Sherman takes a swipe at major proposed waterfront development
The real estate developer Two Trees, which was behind the creation of Williamsburg’s Domino Park, has proposed a massive development along the neighborhood’s waterfront that would build two enormous towers with over 1,000 housing units along with office space, a pool and a public beach.
The developer has pitched the project, called River Ring, as “a new model for urban waterfront resiliency.” It requires land use changes that would have to be approved by the local Council Member.
But candidate Stu Sherman, an attorney, doesn’t seem inclined to support it.
Responding to a question about privately-owned public spaces (POPS), which often allow developers to build more in exchange for providing open space, Sherman said “if there’s an opportunity to get green space through a POPS, I’m not adverse to it, but I am reluctant to let developers use that as leverage to get their developments done.”
“I think we’re seeing that right now with Two Trees on River Street,” he continued, “in which they presented a giant, luxury development as a parks plan, as opposed to what it really is.”
“We need to be taking control over our public spaces and building publicly-accessible, public parks and not letting developers leverage that and then break their promises with us,” Sherman said.
Some candidates criticize public-private partnerships…
Several other candidates expressed ambivalence about the role of private funding in parks development.
Victoria Cambranes had harsher words for public-private partnerships, which she said “are used for greenwashing and for building giant towers” and make use of “tenets of architectural intimidation which I believe are extremely racist.”
But immediately after that statement, when explaining “how we’re going to find $100 million for Bushwick Inlet Park,” she cited Brooklyn Bridge Park as a “very successful” model, even though that park was itself created and run by a public-private partnership funded through the development of nearby real estate.

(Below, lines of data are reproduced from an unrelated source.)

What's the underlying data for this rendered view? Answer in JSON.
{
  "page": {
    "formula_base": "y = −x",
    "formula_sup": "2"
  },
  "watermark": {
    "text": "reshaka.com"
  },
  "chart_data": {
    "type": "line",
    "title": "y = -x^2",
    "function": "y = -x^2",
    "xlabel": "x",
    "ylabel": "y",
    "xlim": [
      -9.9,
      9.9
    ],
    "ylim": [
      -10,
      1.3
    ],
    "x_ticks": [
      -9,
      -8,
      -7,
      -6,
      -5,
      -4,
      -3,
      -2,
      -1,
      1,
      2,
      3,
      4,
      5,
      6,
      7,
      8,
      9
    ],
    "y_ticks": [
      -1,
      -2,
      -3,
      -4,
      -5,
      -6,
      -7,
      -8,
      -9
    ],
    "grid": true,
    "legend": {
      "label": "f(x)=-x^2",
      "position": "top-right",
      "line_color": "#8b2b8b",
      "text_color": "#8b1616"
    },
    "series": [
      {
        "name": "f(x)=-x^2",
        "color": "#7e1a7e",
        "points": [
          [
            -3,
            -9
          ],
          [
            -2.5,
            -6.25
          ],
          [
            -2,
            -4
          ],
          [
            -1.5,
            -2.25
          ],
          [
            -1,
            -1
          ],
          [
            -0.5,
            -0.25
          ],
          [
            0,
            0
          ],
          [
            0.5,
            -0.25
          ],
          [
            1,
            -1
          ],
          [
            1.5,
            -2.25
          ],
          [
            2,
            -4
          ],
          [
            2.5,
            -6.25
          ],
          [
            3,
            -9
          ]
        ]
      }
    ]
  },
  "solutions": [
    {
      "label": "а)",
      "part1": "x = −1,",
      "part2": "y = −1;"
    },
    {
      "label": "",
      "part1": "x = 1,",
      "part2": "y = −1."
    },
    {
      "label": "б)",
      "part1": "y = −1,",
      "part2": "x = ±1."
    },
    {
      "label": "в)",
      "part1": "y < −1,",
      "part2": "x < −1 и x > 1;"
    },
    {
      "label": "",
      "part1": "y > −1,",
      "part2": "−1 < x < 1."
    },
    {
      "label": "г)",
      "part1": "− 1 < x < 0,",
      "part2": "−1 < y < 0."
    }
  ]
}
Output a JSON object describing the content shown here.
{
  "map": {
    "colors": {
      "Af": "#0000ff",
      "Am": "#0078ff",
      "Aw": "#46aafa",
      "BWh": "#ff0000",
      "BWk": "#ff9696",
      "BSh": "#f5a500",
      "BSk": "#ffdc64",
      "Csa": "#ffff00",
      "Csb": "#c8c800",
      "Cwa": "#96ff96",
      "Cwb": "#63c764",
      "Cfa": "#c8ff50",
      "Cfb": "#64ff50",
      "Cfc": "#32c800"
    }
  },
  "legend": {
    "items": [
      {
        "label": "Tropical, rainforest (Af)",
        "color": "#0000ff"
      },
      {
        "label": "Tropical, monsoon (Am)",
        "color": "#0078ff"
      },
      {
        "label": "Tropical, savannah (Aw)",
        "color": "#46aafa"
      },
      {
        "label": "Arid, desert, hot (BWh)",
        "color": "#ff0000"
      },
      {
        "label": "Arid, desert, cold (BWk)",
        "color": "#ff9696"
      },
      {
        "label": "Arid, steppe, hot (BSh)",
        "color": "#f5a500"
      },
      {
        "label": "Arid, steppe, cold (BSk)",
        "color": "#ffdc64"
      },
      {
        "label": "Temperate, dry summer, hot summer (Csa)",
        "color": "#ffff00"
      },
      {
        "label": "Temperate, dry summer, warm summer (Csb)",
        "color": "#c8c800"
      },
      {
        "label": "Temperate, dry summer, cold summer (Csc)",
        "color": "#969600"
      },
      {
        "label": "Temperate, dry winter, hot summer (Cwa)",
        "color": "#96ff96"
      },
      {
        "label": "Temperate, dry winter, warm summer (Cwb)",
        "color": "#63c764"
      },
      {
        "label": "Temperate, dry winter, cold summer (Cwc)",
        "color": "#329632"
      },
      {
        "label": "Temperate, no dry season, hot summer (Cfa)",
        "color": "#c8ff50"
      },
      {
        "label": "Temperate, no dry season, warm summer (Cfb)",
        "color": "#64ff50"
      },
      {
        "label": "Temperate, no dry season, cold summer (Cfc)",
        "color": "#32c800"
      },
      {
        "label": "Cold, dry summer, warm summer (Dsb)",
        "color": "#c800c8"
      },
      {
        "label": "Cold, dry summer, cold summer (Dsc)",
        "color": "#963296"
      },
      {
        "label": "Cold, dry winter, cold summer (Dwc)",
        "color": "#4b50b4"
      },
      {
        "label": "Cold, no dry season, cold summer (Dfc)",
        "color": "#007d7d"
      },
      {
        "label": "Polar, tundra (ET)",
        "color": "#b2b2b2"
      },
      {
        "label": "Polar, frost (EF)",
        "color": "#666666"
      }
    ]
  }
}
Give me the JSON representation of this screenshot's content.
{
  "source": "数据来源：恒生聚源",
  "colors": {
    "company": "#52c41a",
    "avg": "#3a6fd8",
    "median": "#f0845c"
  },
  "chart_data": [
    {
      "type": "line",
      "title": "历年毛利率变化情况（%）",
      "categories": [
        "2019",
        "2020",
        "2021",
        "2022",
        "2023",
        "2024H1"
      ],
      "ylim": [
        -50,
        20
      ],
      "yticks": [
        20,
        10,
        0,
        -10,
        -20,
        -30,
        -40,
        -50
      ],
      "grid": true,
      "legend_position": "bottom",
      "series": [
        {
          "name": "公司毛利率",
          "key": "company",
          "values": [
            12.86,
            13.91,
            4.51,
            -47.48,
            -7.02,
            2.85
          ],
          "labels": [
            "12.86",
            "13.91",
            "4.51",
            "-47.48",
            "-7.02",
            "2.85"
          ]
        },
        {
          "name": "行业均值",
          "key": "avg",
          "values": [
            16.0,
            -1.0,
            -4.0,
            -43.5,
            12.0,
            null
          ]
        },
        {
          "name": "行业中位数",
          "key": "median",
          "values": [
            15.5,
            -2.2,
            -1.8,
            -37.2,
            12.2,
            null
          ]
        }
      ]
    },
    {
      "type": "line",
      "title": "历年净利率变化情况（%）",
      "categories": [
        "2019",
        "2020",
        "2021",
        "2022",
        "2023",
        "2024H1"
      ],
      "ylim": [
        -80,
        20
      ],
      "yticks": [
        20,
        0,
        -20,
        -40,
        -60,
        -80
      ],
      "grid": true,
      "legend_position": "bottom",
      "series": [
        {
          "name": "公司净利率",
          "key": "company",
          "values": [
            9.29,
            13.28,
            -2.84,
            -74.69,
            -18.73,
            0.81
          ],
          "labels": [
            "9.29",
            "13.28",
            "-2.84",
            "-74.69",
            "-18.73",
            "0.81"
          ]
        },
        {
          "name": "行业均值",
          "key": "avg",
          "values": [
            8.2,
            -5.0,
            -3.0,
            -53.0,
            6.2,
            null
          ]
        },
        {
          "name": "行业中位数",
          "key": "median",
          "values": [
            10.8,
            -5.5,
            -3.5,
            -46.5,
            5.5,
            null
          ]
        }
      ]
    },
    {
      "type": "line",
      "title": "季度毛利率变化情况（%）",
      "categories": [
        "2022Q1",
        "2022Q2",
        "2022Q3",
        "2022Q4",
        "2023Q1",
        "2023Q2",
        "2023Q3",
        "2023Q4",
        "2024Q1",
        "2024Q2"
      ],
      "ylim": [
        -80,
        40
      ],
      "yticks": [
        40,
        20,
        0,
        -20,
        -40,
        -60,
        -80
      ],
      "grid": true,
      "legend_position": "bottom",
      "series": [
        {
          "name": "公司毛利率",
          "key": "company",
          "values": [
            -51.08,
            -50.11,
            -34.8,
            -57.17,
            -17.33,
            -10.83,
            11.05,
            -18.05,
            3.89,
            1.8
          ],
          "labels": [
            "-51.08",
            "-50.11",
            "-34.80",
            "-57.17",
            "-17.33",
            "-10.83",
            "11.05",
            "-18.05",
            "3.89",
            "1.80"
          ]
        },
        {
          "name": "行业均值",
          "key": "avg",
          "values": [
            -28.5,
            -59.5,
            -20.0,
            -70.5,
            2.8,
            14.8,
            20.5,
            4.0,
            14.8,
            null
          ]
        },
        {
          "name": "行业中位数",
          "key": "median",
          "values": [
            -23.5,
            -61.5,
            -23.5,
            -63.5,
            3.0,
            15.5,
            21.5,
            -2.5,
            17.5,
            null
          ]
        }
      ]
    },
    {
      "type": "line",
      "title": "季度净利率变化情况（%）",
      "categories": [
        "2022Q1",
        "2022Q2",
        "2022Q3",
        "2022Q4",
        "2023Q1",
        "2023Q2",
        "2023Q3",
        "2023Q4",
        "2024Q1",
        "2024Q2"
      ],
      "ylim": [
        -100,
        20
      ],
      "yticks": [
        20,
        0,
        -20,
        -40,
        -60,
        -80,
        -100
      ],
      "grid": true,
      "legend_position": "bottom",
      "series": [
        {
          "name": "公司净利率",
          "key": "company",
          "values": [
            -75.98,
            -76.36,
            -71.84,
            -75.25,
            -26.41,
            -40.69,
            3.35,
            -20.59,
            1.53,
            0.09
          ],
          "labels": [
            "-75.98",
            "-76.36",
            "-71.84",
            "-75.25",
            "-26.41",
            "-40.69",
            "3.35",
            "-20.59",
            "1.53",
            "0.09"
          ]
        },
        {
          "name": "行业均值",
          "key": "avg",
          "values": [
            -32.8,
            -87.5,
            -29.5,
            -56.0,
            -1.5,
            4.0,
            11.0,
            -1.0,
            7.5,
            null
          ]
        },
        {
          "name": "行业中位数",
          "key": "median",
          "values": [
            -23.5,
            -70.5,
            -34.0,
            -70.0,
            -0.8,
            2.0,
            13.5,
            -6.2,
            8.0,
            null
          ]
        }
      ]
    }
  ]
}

“While I believe that the end result of Brooklyn Bridge Park, in terms of its resiliency, is an excellent example of how we should be doing a resiliency design up here in Greenpoint, I believe the funding model for how it was created is the wrong model,” Cambranes said, confusingly. “It should be part of our capital appropriations budget.”
….while others embrace them
Candidate April Somboun, a communications strategist, was perhaps the most amenable to public-private partnerships.
“It’s imperative that we leverage philanthropic, nonprofit, and private resources to help us fund the parks department,” she wrote in her questionnaire.
Among other ideas, she proposed selling park naming rights to corporations for an annual fee, and suggested a matching funds program for individual New Yorkers to help fund green spaces.
“Wouldn’t be cool if we got the people, the residents of New York City, to pitch in a dollar, two dollars, and it’s matched by the city every single time toward the parks?” Somboun suggested at the forum. “I think that we have to think differently if capital money isn’t coming in.”
Not all attendees agreed.
“This community has been fighting and working for these open spaces for decades,” wrote resident Kevin LaCherra in the chat. “I absolutely don’t think it would be cool to ask those same people to donate money back to have it matched by the city. Tax the rich.”